James Nolan is the Washington Gladden 1859 Professor of Sociology at Williams College. His areas of study include law and society, culture, and technology and social change. His latest book, Atomic Doctors: Conscience and Complicity at the Dawn of the Nuclear Age, examines the experiences of medical professionals involved in the Manhattan Project.
Fr. John Kartje is the Rector/President of the University of St. Mary of the Lake. Prior to this appointment, Fr. Kartje received PhDs from both the University of Chicago’s Department of Astronomy and Astrophysics and the Catholic University of America’s Department of Biblical Studies.
Timothy Dolch has been teaching at Hillsdale College since 2015. His research interests include radio astronomy, pulsars, and galaxy evolution.
Peter Tierney received a Ph.D. in Geophysical Sciences from the University of Chicago in 2018. His research interests include Paleoecology and how reef systems affect evolutionary trends.

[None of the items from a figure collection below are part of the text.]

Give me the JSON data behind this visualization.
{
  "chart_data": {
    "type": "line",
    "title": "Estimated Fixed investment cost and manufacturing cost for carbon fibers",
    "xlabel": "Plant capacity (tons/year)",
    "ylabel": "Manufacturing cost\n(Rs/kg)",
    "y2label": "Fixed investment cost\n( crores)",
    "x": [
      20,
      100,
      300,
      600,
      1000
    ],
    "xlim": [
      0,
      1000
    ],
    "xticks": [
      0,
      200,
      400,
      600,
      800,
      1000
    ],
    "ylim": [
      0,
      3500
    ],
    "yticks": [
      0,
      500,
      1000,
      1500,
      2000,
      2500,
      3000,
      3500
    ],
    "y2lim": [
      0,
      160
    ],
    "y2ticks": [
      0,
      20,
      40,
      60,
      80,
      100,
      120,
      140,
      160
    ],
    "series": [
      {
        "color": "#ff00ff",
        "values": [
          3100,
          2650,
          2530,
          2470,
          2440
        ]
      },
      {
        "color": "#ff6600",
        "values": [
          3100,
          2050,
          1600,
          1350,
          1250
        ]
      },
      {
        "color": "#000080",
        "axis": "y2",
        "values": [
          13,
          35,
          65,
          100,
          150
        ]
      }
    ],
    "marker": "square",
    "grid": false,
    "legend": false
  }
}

Stephen Barr has been teaching at the University of Delaware since 1987. His research interests include Particle Theory and Cosmology. In addition, he is the President of the Society of Catholic Scientists.
Christopher Baglow received a Ph.D. in Systematic Theology from Duquesne University in 2000. He is currently the Director of the Science & Religion Initiative at the McGrath Institute.

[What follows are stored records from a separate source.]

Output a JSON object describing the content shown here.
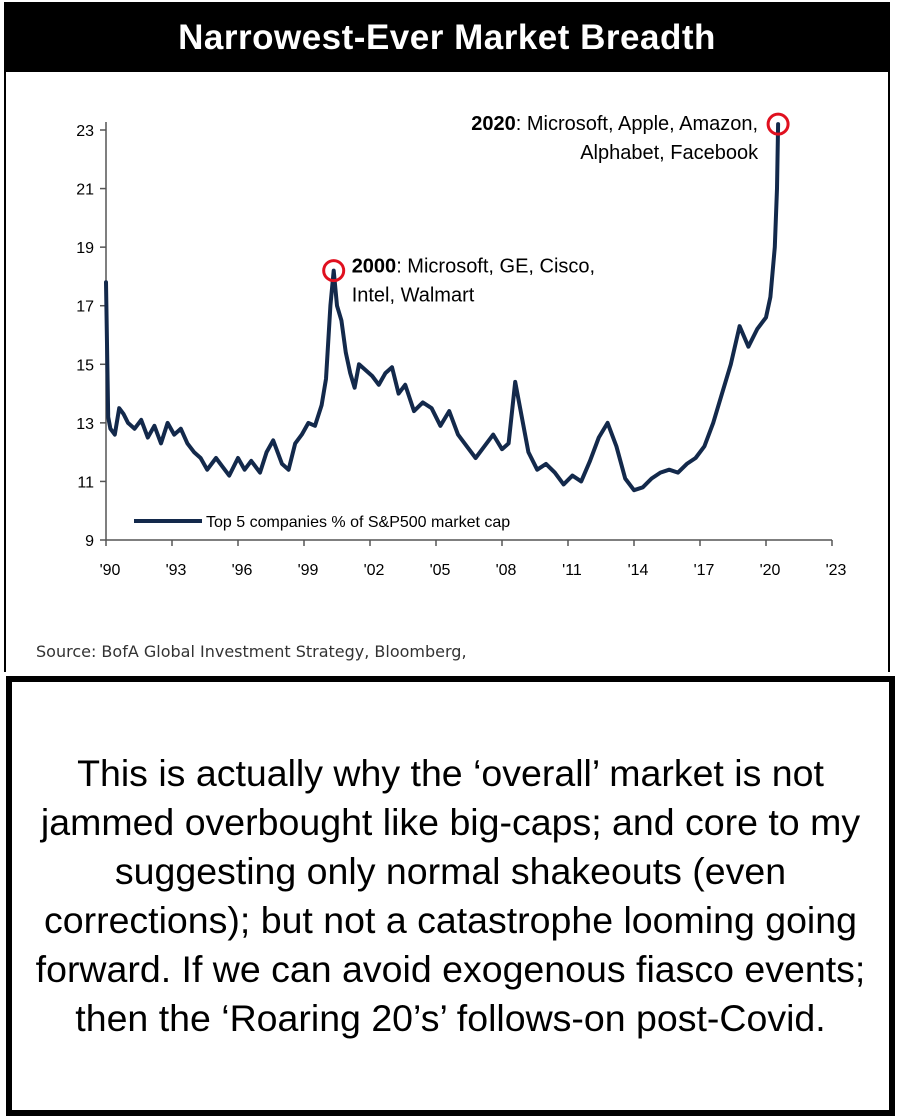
{
  "title": "Narrowest-Ever Market Breadth",
  "source": "Source: BofA Global Investment Strategy, Bloomberg,",
  "caption": "This is actually why the ‘overall’ market is not jammed overbought like big-caps; and core to my suggesting only normal shakeouts (even corrections); but not a catastrophe looming going forward. If we can avoid exogenous fiasco events; then the ‘Roaring 20’s’ follows-on post-Covid.",
  "colors": {
    "line": "#13294b",
    "highlight": "#e0101f",
    "title_bg": "#000000"
  },
  "chart_data": {
    "type": "line",
    "title": "Narrowest-Ever Market Breadth",
    "xlabel": "",
    "ylabel": "",
    "xlim": [
      1990,
      2023
    ],
    "ylim": [
      9,
      23
    ],
    "grid": false,
    "legend_position": "bottom-left",
    "x_ticks": [
      1990,
      1993,
      1996,
      1999,
      2002,
      2005,
      2008,
      2011,
      2014,
      2017,
      2020,
      2023
    ],
    "x_tick_labels": [
      "'90",
      "'93",
      "'96",
      "'99",
      "'02",
      "'05",
      "'08",
      "'11",
      "'14",
      "'17",
      "'20",
      "'23"
    ],
    "y_ticks": [
      9,
      11,
      13,
      15,
      17,
      19,
      21,
      23
    ],
    "y_tick_labels": [
      "9",
      "11",
      "13",
      "15",
      "17",
      "19",
      "21",
      "23"
    ],
    "series": [
      {
        "name": "Top 5 companies % of S&P500 market cap",
        "x": [
          1990.0,
          1990.1,
          1990.2,
          1990.4,
          1990.6,
          1990.8,
          1991.0,
          1991.3,
          1991.6,
          1991.9,
          1992.2,
          1992.5,
          1992.8,
          1993.1,
          1993.4,
          1993.7,
          1994.0,
          1994.3,
          1994.6,
          1995.0,
          1995.3,
          1995.6,
          1996.0,
          1996.3,
          1996.6,
          1997.0,
          1997.3,
          1997.6,
          1998.0,
          1998.3,
          1998.6,
          1998.9,
          1999.2,
          1999.5,
          1999.8,
          2000.0,
          2000.2,
          2000.35,
          2000.5,
          2000.7,
          2000.9,
          2001.1,
          2001.3,
          2001.5,
          2001.8,
          2002.1,
          2002.4,
          2002.7,
          2003.0,
          2003.3,
          2003.6,
          2004.0,
          2004.4,
          2004.8,
          2005.2,
          2005.6,
          2006.0,
          2006.4,
          2006.8,
          2007.2,
          2007.6,
          2008.0,
          2008.3,
          2008.6,
          2008.9,
          2009.2,
          2009.6,
          2010.0,
          2010.4,
          2010.8,
          2011.2,
          2011.6,
          2012.0,
          2012.4,
          2012.8,
          2013.2,
          2013.6,
          2014.0,
          2014.4,
          2014.8,
          2015.2,
          2015.6,
          2016.0,
          2016.4,
          2016.8,
          2017.2,
          2017.6,
          2018.0,
          2018.4,
          2018.8,
          2019.2,
          2019.6,
          2020.0,
          2020.2,
          2020.4,
          2020.5,
          2020.55
        ],
        "y": [
          17.8,
          13.2,
          12.8,
          12.6,
          13.5,
          13.3,
          13.0,
          12.8,
          13.1,
          12.5,
          12.9,
          12.3,
          13.0,
          12.6,
          12.8,
          12.3,
          12.0,
          11.8,
          11.4,
          11.8,
          11.5,
          11.2,
          11.8,
          11.4,
          11.7,
          11.3,
          12.0,
          12.4,
          11.6,
          11.4,
          12.3,
          12.6,
          13.0,
          12.9,
          13.6,
          14.5,
          17.0,
          18.2,
          17.0,
          16.5,
          15.4,
          14.7,
          14.2,
          15.0,
          14.8,
          14.6,
          14.3,
          14.7,
          14.9,
          14.0,
          14.3,
          13.4,
          13.7,
          13.5,
          12.9,
          13.4,
          12.6,
          12.2,
          11.8,
          12.2,
          12.6,
          12.1,
          12.3,
          14.4,
          13.2,
          12.0,
          11.4,
          11.6,
          11.3,
          10.9,
          11.2,
          11.0,
          11.7,
          12.5,
          13.0,
          12.2,
          11.1,
          10.7,
          10.8,
          11.1,
          11.3,
          11.4,
          11.3,
          11.6,
          11.8,
          12.2,
          13.0,
          14.0,
          15.0,
          16.3,
          15.6,
          16.2,
          16.6,
          17.3,
          19.0,
          21.0,
          23.2
        ]
      }
    ],
    "annotations": [
      {
        "bold": "2000",
        "lines": [
          ": Microsoft, GE, Cisco,",
          "Intel, Walmart"
        ],
        "x": 2000.35,
        "y": 18.2
      },
      {
        "bold": "2020",
        "lines": [
          ": Microsoft, Apple, Amazon,",
          "Alphabet, Facebook"
        ],
        "x": 2020.55,
        "y": 23.2
      }
    ]
  }
}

Michael Murphy received a Ph.D. in Theology, Philosophy, and Literature from the Graduate Theological Union in 2005. He is currently the Director of the Hank Center for the Catholic Intellectual Heritage and a Senior Lecturer at Loyola University Chicago.
Jason Baxter received his Ph.D. from the University of Notre Dame. He is the author of numerous books, including The Medieval Mind of C.S. Lewis and An Introduction to Christian Mysticism.
Conference is FREE for high school students to attend. Adults accompanied by students will have their fee waived.
*The Newman Forum will be responsible for abiding the COVID-19 precautions set in place by Mundelein Seminary, in order to utilize their space. If these requirements change, we will notify all registrants as the event approaches.